Desde a ascensão da burguesia, logo na Idade Média, o capitalismo começou a se mostrar como uma opção de sistema econômico para a sociedade. Hodiernamente, já é bastante consolidado quase hegemonicamente ao redor de todo o mundo, subjugando quase todos os indivíduos aos seus preceitos. Apesar disso, sua popularidade não se dá devido sua benevolência, mas sim pela sua grande capacidade de dominar os indivíduos. Essa dominação ocorre não apenas no campo econômico, mas perpassa todas as áreas da vida das pessoas, criando uma rede muito forte de aprisionamento.
Para além da análise de
Marx e Engels, através do materialismo histórico-dialético, as relações dentro
do capitalismo podem ser entendidas por meio da observação de simples situações
cotidianas. No livro A Corrosão do Caráter, o sociólogo Richard Senett, mostra
como é possível compreender as faces do capitalismo, sobretudo, nas relações
privadas familiares da sociedade. A partir da apresentação da história de
Enrico e sua família, fica nítido que o capitalismo avassalador faz com que haja
um afastamento das pessoas e os laços sejam fragilizados em detrimento de uma
busca incessante pela realização profissional. Entretanto, essa meta é inatingível,
uma vez que as relações são extremamente voláteis e estão em constante
movimento, mas nunca vão se estabilizar ao ponto da maioria da população de uma
sociedade conseguir alcançar a felicidade e tranquilidade econômica e social.
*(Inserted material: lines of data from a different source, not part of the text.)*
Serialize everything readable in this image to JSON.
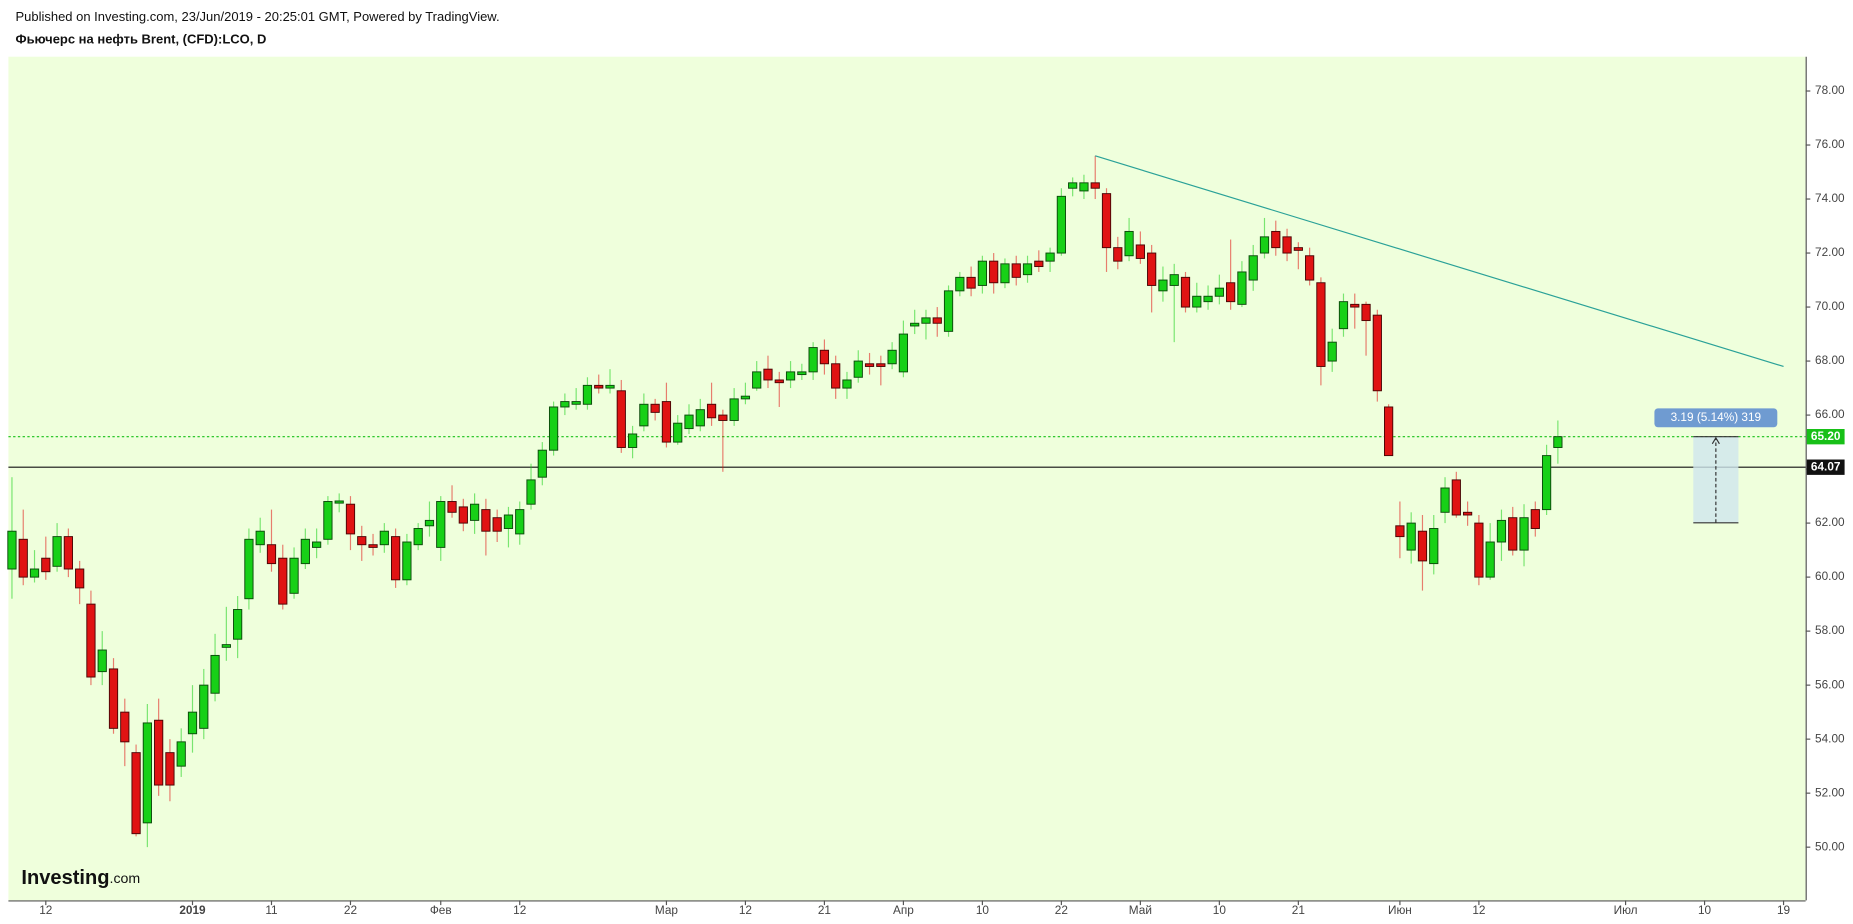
{
  "header": {
    "published": "Published on Investing.com, 23/Jun/2019 - 20:25:01 GMT, Powered by TradingView.",
    "logo": "Investing",
    "logo_suffix": ".com"
  },
  "chart_data": {
    "type": "candlestick",
    "title": "Фьючерс на нефть Brent, (CFD):LCO, D",
    "categories": [
      null,
      null,
      null,
      "12",
      null,
      null,
      null,
      null,
      null,
      null,
      null,
      null,
      null,
      null,
      null,
      null,
      "2019",
      null,
      null,
      null,
      null,
      null,
      null,
      "11",
      null,
      null,
      null,
      null,
      null,
      null,
      "22",
      null,
      null,
      null,
      null,
      null,
      null,
      null,
      "Фев",
      null,
      null,
      null,
      null,
      null,
      null,
      "12",
      null,
      null,
      null,
      null,
      null,
      null,
      null,
      null,
      null,
      null,
      null,
      null,
      "Мар",
      null,
      null,
      null,
      null,
      null,
      null,
      "12",
      null,
      null,
      null,
      null,
      null,
      null,
      "21",
      null,
      null,
      null,
      null,
      null,
      null,
      "Апр",
      null,
      null,
      null,
      null,
      null,
      null,
      "10",
      null,
      null,
      null,
      null,
      null,
      null,
      "22",
      null,
      null,
      null,
      null,
      null,
      null,
      "Май",
      null,
      null,
      null,
      null,
      null,
      null,
      "10",
      null,
      null,
      null,
      null,
      null,
      null,
      "21",
      null,
      null,
      null,
      null,
      null,
      null,
      null,
      null,
      "Июн",
      null,
      null,
      null,
      null,
      null,
      null,
      "12",
      null,
      null,
      null,
      null,
      null,
      null,
      null,
      null,
      null,
      null,
      null,
      null,
      "Июл",
      null,
      null,
      null,
      null,
      null,
      null,
      "10",
      null,
      null,
      null,
      null,
      null,
      null,
      "19"
    ],
    "open": [
      60.3,
      61.4,
      60.0,
      60.7,
      60.4,
      61.5,
      60.3,
      59.0,
      56.5,
      56.6,
      55.0,
      53.5,
      50.9,
      54.7,
      53.5,
      53.0,
      54.2,
      54.4,
      55.7,
      57.4,
      57.7,
      59.2,
      61.2,
      61.2,
      60.7,
      59.4,
      60.5,
      61.1,
      61.4,
      62.74,
      62.7,
      61.5,
      61.2,
      61.2,
      61.5,
      59.9,
      61.2,
      61.9,
      61.1,
      62.8,
      62.6,
      62.1,
      62.5,
      62.2,
      61.8,
      61.6,
      62.7,
      63.7,
      64.7,
      66.3,
      66.4,
      66.4,
      67.1,
      67.0,
      66.9,
      64.8,
      65.6,
      66.4,
      66.5,
      65.0,
      65.5,
      65.6,
      66.4,
      66.0,
      65.8,
      66.6,
      67.0,
      67.7,
      67.3,
      67.3,
      67.5,
      67.6,
      68.4,
      67.9,
      67.0,
      67.4,
      67.9,
      67.9,
      67.9,
      67.6,
      69.3,
      69.4,
      69.6,
      69.1,
      70.6,
      71.1,
      70.8,
      71.7,
      70.9,
      71.6,
      71.2,
      71.7,
      71.7,
      72.0,
      74.4,
      74.3,
      74.6,
      74.2,
      72.2,
      71.9,
      72.3,
      72.0,
      70.6,
      70.8,
      71.1,
      70.0,
      70.2,
      70.4,
      70.9,
      70.1,
      71.0,
      72.0,
      72.8,
      72.6,
      72.2,
      71.9,
      70.9,
      68.0,
      69.2,
      70.1,
      70.1,
      69.7,
      66.3,
      61.9,
      61.0,
      61.7,
      60.5,
      62.4,
      63.6,
      62.4,
      62.0,
      60.0,
      61.3,
      62.2,
      61.0,
      62.5,
      62.5,
      64.8,
      null,
      null,
      null,
      null,
      null,
      null,
      null,
      null,
      null,
      null,
      null,
      null,
      null,
      null,
      null,
      null,
      null,
      null,
      null,
      null
    ],
    "high": [
      63.7,
      62.5,
      61.0,
      61.5,
      62.0,
      61.8,
      60.6,
      59.5,
      58.0,
      57.0,
      55.5,
      53.8,
      55.3,
      55.5,
      54.0,
      54.4,
      56.0,
      56.6,
      57.9,
      58.9,
      59.3,
      61.8,
      62.2,
      62.5,
      61.2,
      61.1,
      61.8,
      61.8,
      63.0,
      63.1,
      63.0,
      61.9,
      61.6,
      62.0,
      61.8,
      61.6,
      62.0,
      62.8,
      63.0,
      63.4,
      62.9,
      63.1,
      62.9,
      62.5,
      62.6,
      62.8,
      64.2,
      65.0,
      66.5,
      66.8,
      67.0,
      67.4,
      67.5,
      67.7,
      67.3,
      65.6,
      66.8,
      66.6,
      67.2,
      66.0,
      66.4,
      66.6,
      67.2,
      66.2,
      67.0,
      67.2,
      68.0,
      68.2,
      67.6,
      68.0,
      67.9,
      68.7,
      68.8,
      68.2,
      67.6,
      68.4,
      68.3,
      68.2,
      68.7,
      69.5,
      69.9,
      69.9,
      70.0,
      70.8,
      71.3,
      71.5,
      71.9,
      72.0,
      71.8,
      71.9,
      71.9,
      72.1,
      72.2,
      74.4,
      74.8,
      74.9,
      75.6,
      74.4,
      72.6,
      73.3,
      72.8,
      72.3,
      71.5,
      71.6,
      71.3,
      70.9,
      70.8,
      71.2,
      72.5,
      71.7,
      72.3,
      73.3,
      73.2,
      72.9,
      72.4,
      72.2,
      71.1,
      69.2,
      70.5,
      70.5,
      70.2,
      69.9,
      66.4,
      62.8,
      62.4,
      62.3,
      62.3,
      63.7,
      63.9,
      62.8,
      62.3,
      62.0,
      62.5,
      62.6,
      62.7,
      62.8,
      64.9,
      65.8,
      null,
      null,
      null,
      null,
      null,
      null,
      null,
      null,
      null,
      null,
      null,
      null,
      null,
      null,
      null,
      null,
      null,
      null,
      null,
      null
    ],
    "low": [
      59.2,
      59.7,
      59.8,
      59.9,
      60.2,
      60.0,
      59.0,
      56.0,
      56.0,
      54.2,
      53.0,
      50.4,
      50.0,
      51.9,
      51.7,
      52.6,
      53.5,
      54.0,
      55.4,
      56.9,
      57.0,
      58.8,
      60.9,
      60.2,
      58.8,
      59.2,
      60.3,
      60.7,
      61.2,
      62.4,
      61.0,
      60.6,
      60.8,
      60.9,
      59.6,
      59.7,
      61.0,
      61.5,
      60.6,
      62.2,
      61.7,
      61.6,
      60.8,
      61.3,
      61.1,
      61.2,
      62.5,
      63.4,
      64.5,
      66.0,
      66.2,
      66.2,
      66.8,
      66.8,
      64.6,
      64.4,
      65.4,
      65.8,
      64.8,
      64.9,
      65.3,
      65.4,
      65.6,
      63.9,
      65.6,
      66.4,
      66.9,
      67.0,
      66.3,
      67.0,
      67.3,
      67.3,
      67.5,
      66.6,
      66.6,
      67.2,
      67.5,
      67.1,
      67.7,
      67.4,
      69.0,
      68.8,
      68.9,
      68.9,
      70.4,
      70.4,
      70.5,
      70.5,
      70.7,
      70.8,
      70.9,
      71.3,
      71.3,
      71.9,
      74.1,
      74.0,
      74.0,
      71.3,
      71.4,
      71.7,
      71.6,
      69.8,
      70.2,
      68.7,
      69.8,
      69.8,
      69.9,
      70.1,
      69.9,
      70.0,
      70.6,
      71.8,
      71.9,
      71.7,
      71.4,
      70.8,
      67.1,
      67.6,
      68.9,
      69.2,
      68.2,
      66.5,
      64.5,
      60.7,
      60.5,
      59.5,
      60.1,
      62.0,
      62.2,
      61.9,
      59.7,
      59.9,
      60.6,
      60.8,
      60.4,
      61.5,
      62.3,
      64.2,
      null,
      null,
      null,
      null,
      null,
      null,
      null,
      null,
      null,
      null,
      null,
      null,
      null,
      null,
      null,
      null,
      null,
      null,
      null,
      null
    ],
    "close": [
      61.7,
      60.0,
      60.3,
      60.2,
      61.5,
      60.3,
      59.6,
      56.3,
      57.3,
      54.4,
      53.9,
      50.5,
      54.6,
      52.3,
      52.3,
      53.9,
      55.0,
      56.0,
      57.1,
      57.5,
      58.8,
      61.4,
      61.7,
      60.5,
      59.0,
      60.7,
      61.4,
      61.3,
      62.8,
      62.82,
      61.6,
      61.2,
      61.1,
      61.7,
      59.9,
      61.3,
      61.8,
      62.1,
      62.8,
      62.4,
      62.0,
      62.7,
      61.7,
      61.7,
      62.3,
      62.5,
      63.6,
      64.7,
      66.3,
      66.5,
      66.5,
      67.1,
      67.0,
      67.1,
      64.8,
      65.3,
      66.4,
      66.1,
      65.0,
      65.7,
      66.0,
      66.2,
      65.9,
      65.8,
      66.6,
      66.7,
      67.6,
      67.3,
      67.2,
      67.6,
      67.6,
      68.5,
      67.9,
      67.0,
      67.3,
      68.0,
      67.8,
      67.8,
      68.4,
      69.0,
      69.4,
      69.6,
      69.4,
      70.6,
      71.1,
      70.7,
      71.7,
      70.9,
      71.6,
      71.1,
      71.6,
      71.5,
      72.0,
      74.1,
      74.6,
      74.6,
      74.4,
      72.2,
      71.7,
      72.8,
      71.8,
      70.8,
      71.0,
      71.2,
      70.0,
      70.4,
      70.4,
      70.7,
      70.2,
      71.3,
      71.9,
      72.6,
      72.2,
      72.0,
      72.1,
      71.0,
      67.8,
      68.7,
      70.2,
      70.0,
      69.5,
      66.9,
      64.5,
      61.5,
      62.0,
      60.6,
      61.8,
      63.3,
      62.3,
      62.3,
      60.0,
      61.3,
      62.1,
      61.0,
      62.2,
      61.8,
      64.5,
      65.2,
      null,
      null,
      null,
      null,
      null,
      null,
      null,
      null,
      null,
      null,
      null,
      null,
      null,
      null,
      null,
      null,
      null,
      null,
      null,
      null
    ],
    "up_color": "#17d017",
    "down_color": "#e01313",
    "ylim": [
      48.03,
      79.27
    ],
    "yticks": [
      {
        "value": 50,
        "label": "50.00"
      },
      {
        "value": 52,
        "label": "52.00"
      },
      {
        "value": 54,
        "label": "54.00"
      },
      {
        "value": 56,
        "label": "56.00"
      },
      {
        "value": 58,
        "label": "58.00"
      },
      {
        "value": 60,
        "label": "60.00"
      },
      {
        "value": 62,
        "label": "62.00"
      },
      {
        "value": 64,
        "label": "64.00"
      },
      {
        "value": 66,
        "label": "66.00"
      },
      {
        "value": 68,
        "label": "68.00"
      },
      {
        "value": 70,
        "label": "70.00"
      },
      {
        "value": 72,
        "label": "72.00"
      },
      {
        "value": 74,
        "label": "74.00"
      },
      {
        "value": 76,
        "label": "76.00"
      },
      {
        "value": 78,
        "label": "78.00"
      }
    ],
    "grid": false,
    "last_price": {
      "value": 65.2,
      "label": "65.20",
      "color": "#17c017"
    },
    "level": {
      "value": 64.07,
      "label": "64.07",
      "color": "#111111"
    },
    "trend_line": {
      "start_index": 96,
      "end_index": 157,
      "values": [
        75.6,
        67.8
      ],
      "color": "#2aa198"
    },
    "measure": {
      "start_index": 149,
      "end_index": 153,
      "from": 62.01,
      "to": 65.2,
      "label": "3.19 (5.14%) 319",
      "color": "#6f9bd1"
    }
  }
}
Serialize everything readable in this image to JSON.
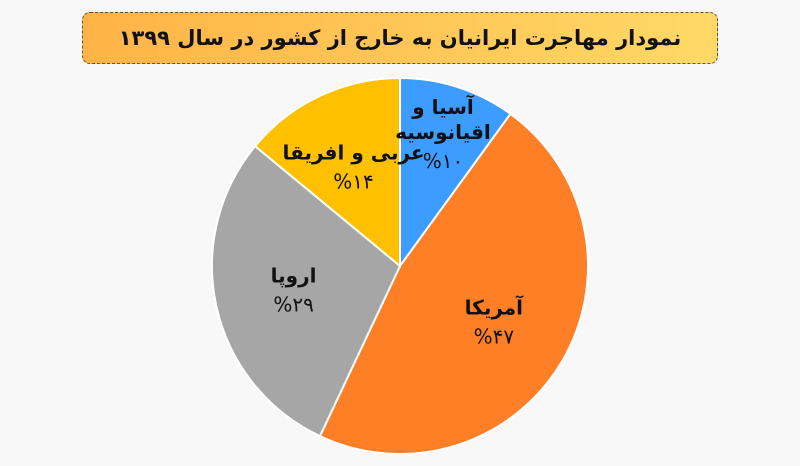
{
  "chart_data": {
    "type": "pie",
    "title": "نمودار مهاجرت ایرانیان به خارج از کشور در سال ۱۳۹۹",
    "categories": [
      "آسیا و اقیانوسیه",
      "آمریکا",
      "اروپا",
      "عربی و افریقا"
    ],
    "values": [
      10,
      47,
      29,
      14
    ],
    "value_labels": [
      "%۱۰",
      "%۴۷",
      "%۲۹",
      "%۱۴"
    ],
    "colors": [
      "#3d9cff",
      "#ff7f27",
      "#a6a6a6",
      "#ffc000"
    ]
  }
}
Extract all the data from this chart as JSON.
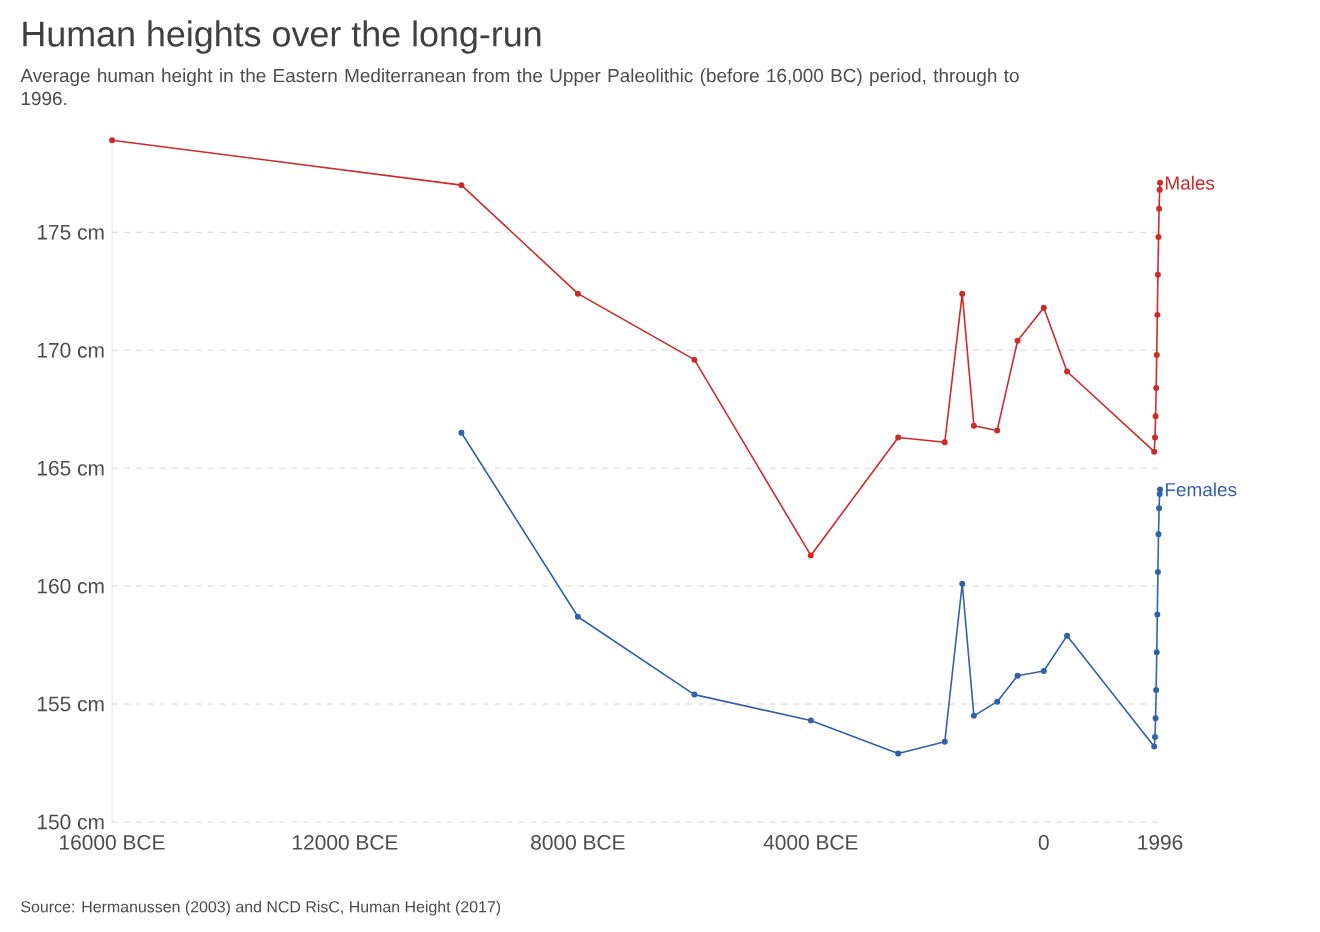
{
  "chart_data": {
    "type": "line",
    "title": "Human heights over the long-run",
    "subtitle": "Average human height in the Eastern Mediterranean from the Upper Paleolithic (before 16,000 BC) period, through to 1996.",
    "xlim": [
      -16000,
      1996
    ],
    "ylim": [
      150,
      179
    ],
    "xticks": [
      {
        "value": -16000,
        "label": "16000 BCE"
      },
      {
        "value": -12000,
        "label": "12000 BCE"
      },
      {
        "value": -8000,
        "label": "8000 BCE"
      },
      {
        "value": -4000,
        "label": "4000 BCE"
      },
      0,
      1996
    ],
    "yticks": [
      {
        "value": 150,
        "label": "150 cm"
      },
      {
        "value": 155,
        "label": "155 cm"
      },
      {
        "value": 160,
        "label": "160 cm"
      },
      {
        "value": 165,
        "label": "165 cm"
      },
      {
        "value": 170,
        "label": "170 cm"
      },
      {
        "value": 175,
        "label": "175 cm"
      }
    ],
    "grid": "y",
    "marker": "circle",
    "line_style": "solid",
    "series": [
      {
        "name": "Males",
        "color": "#ce2a2a",
        "x": [
          -16000,
          -10000,
          -8000,
          -6000,
          -4000,
          -2500,
          -1700,
          -1400,
          -1200,
          -800,
          -450,
          0,
          400,
          1896,
          1910,
          1920,
          1930,
          1940,
          1950,
          1960,
          1970,
          1980,
          1990,
          1996
        ],
        "values": [
          178.9,
          177.0,
          172.4,
          169.6,
          161.3,
          166.3,
          166.1,
          172.4,
          166.8,
          166.6,
          170.4,
          171.8,
          169.1,
          165.7,
          166.3,
          167.2,
          168.4,
          169.8,
          171.5,
          173.2,
          174.8,
          176.0,
          176.8,
          177.1
        ]
      },
      {
        "name": "Females",
        "color": "#3360a9",
        "x": [
          -10000,
          -8000,
          -6000,
          -4000,
          -2500,
          -1700,
          -1400,
          -1200,
          -800,
          -450,
          0,
          400,
          1896,
          1910,
          1920,
          1930,
          1940,
          1950,
          1960,
          1970,
          1980,
          1990,
          1996
        ],
        "values": [
          166.5,
          158.7,
          155.4,
          154.3,
          152.9,
          153.4,
          160.1,
          154.5,
          155.1,
          156.2,
          156.4,
          157.9,
          153.2,
          153.6,
          154.4,
          155.6,
          157.2,
          158.8,
          160.6,
          162.2,
          163.3,
          163.9,
          164.1
        ]
      }
    ],
    "annotations": [
      "Source: Hermanussen (2003) and NCD RisC, Human Height (2017)"
    ]
  }
}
No texto de Senett, Enrico passa a vida toda trabalhando para conseguir ofertar
uma vida plena e digna para sua família, mas isso lhe custou uma relação
afetiva com seu filho, Rico. Quando Rico atinge a vida adulta, mesmo tendo
vontade de mudar a lógica sob a qual foi criado e buscar não sacrificar seus
laços de afetividade em detrimento do trabalho, é impossível a saída dessa
espiral capitalista que suga toda a vida das pessoas e as aprisiona
inteiramente em seu seio trabalhista quase escravista. Dessa maneira, a
fragilidade que está presente nas relações de trabalho – a partir da demissão
em massa e da mudança constante dos modos como a força produtiva é convertida em
capital – começa a corroer o caráter dos indivíduos e contaminar os espectros
da vida pessoal e a destruir o que une os indivíduos, afastando-os.
Nesse sentido, é bastante
claro que existe toda uma estrutura que sustenta essa lógica imperante, sendo
capaz de fazer com que as próprias vítimas desse modelo explorador incessante o
defendam. Por meio da alienação em massa, cria-se a ideia de que existe chance de
quebrar a lógica do explorador e do explorado por meio do mérito, levando as
pessoas a aderirem ainda mais os hábitos nocivos para atingir o ápice do
capitalismo: a riqueza exacerbada. Os discursos cada vez mais frequentes de “trabalhe
enquanto eles dormem” estão contaminando as pessoas criando a falsa ideia de
que as pessoas têm controle da própria vida, quando na verdade estão todos
inseridos em um mundo onde a maioria não tem autonomia e vive sendo controlado,
inclusive, subconscientemente. Rico, por exemplo, expressa essa alienação ao ser
demitido e acreditar fielmente que a culpa é sua ao invés de um sistema onde a
desvinculação de funcionários acontece pelo simples fator lucrativo, alheio a história
das pessoas e suas famílias, reduzindo o trabalhador a um mero número e a sua
existência a um pequeno detalhe de toda a lógica financeira e comercial.
Portanto, o capitalismo
selvagem é um jogo em que poucos têm o controle sobre os vários personagens que constroem a riqueza
de todo uma sociedade, sem ao menos ter o controle de suas próprias vidas e relações
afetivas. Com isso, a história de Enrico, Rico e seus descendentes até o fim dos tempos será historicamente igual, mantendo-se a lógica e mudando apenas os personagens. O capitalismo não é original, ele é apenas maléfico e bem sucedido no que se propõe.